Besorgnis über die Zukunft der EU-Kohäsionspolitik - dem wirtschaftlichen Zusammenhalt der Regionen durch gezielte Förderungen - herrscht derzeit im Europaparlament (EP). Die Kohäsionspolitik ist zentrales Aufgabengebiet des designierten österreichischen EU-Regionalkommissars Johannes Hahn (V).
Mehrere EU-Abgeordnete äußerten am 17. Dezember die Sorge vor einer Renationalisierung der Strukturförderungen. Der FPÖ-Europaabgeordnete Franz Obermayr sagte, im EU-Parlament herrsche Unruhe über ein "Geheimpapier" der EU-Kommission, welches eine "180-Gradwendung" in der EU-Budgetpolitik nach 2013 bis 2020 vorsehe.
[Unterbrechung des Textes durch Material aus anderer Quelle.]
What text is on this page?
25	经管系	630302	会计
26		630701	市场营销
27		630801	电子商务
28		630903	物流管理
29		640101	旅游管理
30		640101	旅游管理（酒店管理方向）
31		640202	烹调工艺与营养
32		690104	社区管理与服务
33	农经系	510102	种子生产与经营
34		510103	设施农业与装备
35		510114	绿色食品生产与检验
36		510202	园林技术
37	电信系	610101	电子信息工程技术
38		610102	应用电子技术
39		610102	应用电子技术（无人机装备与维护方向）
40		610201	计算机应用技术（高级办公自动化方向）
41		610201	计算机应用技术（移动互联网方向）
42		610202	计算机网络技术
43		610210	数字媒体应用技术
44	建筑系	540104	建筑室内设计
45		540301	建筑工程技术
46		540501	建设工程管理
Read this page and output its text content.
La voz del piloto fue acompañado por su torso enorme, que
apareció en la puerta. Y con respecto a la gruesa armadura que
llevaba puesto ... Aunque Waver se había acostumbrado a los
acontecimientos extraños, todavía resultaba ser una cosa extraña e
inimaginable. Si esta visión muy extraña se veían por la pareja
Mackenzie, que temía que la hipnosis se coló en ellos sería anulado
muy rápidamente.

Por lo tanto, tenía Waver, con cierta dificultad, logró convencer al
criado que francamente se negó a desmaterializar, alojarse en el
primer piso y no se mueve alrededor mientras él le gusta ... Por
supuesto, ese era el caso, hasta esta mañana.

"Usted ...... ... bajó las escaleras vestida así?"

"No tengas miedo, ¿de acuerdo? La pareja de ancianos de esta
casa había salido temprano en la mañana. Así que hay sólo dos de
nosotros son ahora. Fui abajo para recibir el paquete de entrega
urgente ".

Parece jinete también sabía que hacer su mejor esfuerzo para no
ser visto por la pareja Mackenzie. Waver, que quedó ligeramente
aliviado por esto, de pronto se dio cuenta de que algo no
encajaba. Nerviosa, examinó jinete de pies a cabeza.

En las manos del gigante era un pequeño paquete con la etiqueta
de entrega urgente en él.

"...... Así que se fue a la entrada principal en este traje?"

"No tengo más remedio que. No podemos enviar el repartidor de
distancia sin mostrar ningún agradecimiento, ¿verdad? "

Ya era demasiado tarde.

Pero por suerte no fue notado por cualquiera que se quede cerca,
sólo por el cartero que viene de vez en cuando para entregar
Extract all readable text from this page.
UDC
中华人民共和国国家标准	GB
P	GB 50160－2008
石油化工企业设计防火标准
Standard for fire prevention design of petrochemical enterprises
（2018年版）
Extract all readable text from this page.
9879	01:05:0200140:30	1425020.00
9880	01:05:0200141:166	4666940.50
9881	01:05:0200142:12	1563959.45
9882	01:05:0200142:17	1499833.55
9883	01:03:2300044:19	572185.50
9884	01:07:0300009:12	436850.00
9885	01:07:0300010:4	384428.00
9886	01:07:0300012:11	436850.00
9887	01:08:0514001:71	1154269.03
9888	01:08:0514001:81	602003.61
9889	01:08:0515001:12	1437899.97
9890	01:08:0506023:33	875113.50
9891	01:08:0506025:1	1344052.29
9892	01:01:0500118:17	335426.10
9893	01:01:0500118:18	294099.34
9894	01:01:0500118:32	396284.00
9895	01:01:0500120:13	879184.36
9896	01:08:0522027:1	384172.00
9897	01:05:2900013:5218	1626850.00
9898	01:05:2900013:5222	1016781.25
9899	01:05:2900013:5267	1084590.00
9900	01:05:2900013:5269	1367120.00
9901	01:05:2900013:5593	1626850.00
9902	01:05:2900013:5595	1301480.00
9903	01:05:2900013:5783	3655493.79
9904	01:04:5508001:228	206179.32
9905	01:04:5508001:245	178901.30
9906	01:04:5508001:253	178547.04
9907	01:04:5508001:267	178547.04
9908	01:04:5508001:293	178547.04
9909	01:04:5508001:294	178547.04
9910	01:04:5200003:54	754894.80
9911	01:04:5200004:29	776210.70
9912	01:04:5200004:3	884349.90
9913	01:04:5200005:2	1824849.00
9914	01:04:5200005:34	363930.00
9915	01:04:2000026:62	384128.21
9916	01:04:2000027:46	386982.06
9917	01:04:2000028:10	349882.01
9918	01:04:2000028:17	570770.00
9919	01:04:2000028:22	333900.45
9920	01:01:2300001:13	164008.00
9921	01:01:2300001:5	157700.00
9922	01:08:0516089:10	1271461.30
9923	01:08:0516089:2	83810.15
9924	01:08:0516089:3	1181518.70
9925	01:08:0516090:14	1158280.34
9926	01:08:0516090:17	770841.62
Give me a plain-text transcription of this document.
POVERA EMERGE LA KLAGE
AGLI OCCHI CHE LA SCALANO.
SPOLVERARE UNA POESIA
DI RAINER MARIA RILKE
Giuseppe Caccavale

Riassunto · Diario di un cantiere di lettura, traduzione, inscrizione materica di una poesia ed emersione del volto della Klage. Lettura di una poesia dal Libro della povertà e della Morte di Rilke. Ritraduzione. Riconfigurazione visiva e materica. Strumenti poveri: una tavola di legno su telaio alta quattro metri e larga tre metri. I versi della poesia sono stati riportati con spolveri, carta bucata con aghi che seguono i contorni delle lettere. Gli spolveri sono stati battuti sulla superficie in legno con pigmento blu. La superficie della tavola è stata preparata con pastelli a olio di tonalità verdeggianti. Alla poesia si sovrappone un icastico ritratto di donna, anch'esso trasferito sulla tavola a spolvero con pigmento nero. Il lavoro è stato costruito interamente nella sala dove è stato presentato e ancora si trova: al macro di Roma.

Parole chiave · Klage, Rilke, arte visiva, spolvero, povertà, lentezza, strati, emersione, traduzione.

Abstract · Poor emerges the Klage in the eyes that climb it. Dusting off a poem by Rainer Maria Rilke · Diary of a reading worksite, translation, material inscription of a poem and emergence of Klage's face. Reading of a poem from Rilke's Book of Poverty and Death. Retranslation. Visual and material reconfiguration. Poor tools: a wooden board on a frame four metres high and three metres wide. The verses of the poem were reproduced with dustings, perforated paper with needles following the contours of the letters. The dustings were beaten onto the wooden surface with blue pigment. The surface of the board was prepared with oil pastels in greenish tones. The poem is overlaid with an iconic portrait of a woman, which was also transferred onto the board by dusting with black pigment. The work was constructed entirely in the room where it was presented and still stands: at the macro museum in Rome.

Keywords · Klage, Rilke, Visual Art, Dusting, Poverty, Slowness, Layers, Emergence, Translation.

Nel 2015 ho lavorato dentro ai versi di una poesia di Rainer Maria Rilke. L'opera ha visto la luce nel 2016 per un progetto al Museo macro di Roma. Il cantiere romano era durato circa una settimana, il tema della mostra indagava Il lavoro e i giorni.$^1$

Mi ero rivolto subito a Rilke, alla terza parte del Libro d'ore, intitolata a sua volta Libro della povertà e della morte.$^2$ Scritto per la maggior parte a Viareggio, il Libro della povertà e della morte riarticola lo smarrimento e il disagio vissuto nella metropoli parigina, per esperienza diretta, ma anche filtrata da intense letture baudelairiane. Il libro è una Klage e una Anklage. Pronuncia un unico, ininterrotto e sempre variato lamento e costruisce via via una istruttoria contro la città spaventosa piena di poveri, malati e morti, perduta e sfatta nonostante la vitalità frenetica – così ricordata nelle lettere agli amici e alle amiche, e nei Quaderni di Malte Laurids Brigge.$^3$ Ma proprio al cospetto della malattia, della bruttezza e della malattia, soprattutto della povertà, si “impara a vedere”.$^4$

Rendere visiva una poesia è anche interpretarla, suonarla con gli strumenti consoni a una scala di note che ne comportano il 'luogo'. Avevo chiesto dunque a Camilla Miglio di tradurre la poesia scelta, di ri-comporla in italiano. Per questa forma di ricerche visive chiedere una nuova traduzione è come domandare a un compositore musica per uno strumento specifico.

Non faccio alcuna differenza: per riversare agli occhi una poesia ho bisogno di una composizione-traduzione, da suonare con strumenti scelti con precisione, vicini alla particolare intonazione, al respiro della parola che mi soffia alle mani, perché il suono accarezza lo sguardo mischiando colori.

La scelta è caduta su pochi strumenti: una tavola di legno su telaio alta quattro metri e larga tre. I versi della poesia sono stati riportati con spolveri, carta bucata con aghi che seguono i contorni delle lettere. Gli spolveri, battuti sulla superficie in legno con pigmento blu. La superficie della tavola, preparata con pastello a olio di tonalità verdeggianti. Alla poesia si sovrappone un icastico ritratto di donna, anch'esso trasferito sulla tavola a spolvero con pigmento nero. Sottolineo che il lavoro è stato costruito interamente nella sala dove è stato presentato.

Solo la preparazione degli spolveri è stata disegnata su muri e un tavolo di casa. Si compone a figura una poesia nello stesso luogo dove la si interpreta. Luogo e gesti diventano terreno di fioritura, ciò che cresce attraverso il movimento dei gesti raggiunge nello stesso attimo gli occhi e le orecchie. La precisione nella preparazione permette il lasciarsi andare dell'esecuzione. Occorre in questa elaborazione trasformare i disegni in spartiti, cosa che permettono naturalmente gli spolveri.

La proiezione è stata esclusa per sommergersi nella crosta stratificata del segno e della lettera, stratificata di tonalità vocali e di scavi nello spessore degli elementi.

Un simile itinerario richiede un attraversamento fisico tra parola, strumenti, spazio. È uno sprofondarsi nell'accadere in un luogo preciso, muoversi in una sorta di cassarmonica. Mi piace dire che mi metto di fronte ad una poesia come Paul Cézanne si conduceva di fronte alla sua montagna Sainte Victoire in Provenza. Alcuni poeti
Dies sehe eine Streichung der bisherigen Ziel-2-Förderungen vor, die seit 2007 unter dem Titel "Wettbewerbsfähigkeit" den Strukturwandel in Regionen unterstützen. Davon wären zwei Drittel aller EU-Regionen betroffen, sagte Obermayr.
Nach Ansicht des FPÖ-Europaabgeordneten würden damit Finanzmittel für einen EU-Beitritt der Türkei gesichert. Eine Antwort des EU-Kommissionspräsidenten Jose Manuel Barroso auf einen disbezüglichen "offenen und besorgten Brief" der Vorsitzenden des Regionalausschusses im EU-Parlament und Ex-Regionalkommissarin, Danuta Hübner, sei nicht überzeugend ausgefallen.
Sorge um EU-Kohäsionspolitik
Auch die portugiesische Linksabgeordnete Ilda Figueiredo äußerte "große Sorge". Es gebe viele Zeichen, dass sowohl das Konzept als auch die Finanzierung der EU-Kohäsionspolitik weiter ausgehöhlt würden. In der aktuellen Krise sei aber die Kohäsionspolitik besonders nötig, um große soziale Unterschiede auszugleichen. Ärmere und periphere Regionen würden von Einsparungen besonders betroffen sein. Andere EU-Parlamentarier kritisierten, dass die Kohäsionspolitik gar nicht in der von der EU-Kommission vorbereiteten Strategie "EU2020" für Wirtschaftsreformen enthalten sei. Die Strategie soll für die nächsten zehn Jahre an die Stelle der gescheiterten Lissabon-Strategie treten.
Die SPÖ-Europaabgeordnete Karin Kadenbach betonte: "Wir brauchen keine Renationalisierung." Erforderlich seien weiterhin Fördermittel für alle EU-Regionen. Erreichtes dürfe nicht gefährdet werden. Gleichzeitig müsse der effiziente und korrekte Einsatz der Gelder sichergestellt werden. Ihre SPÖ-Kollegin Evelyn Regner hob die Bedeutung des Europäischen Sozialfonds (ESF) für die Weiterbildung und Förderung von Frauen hervor.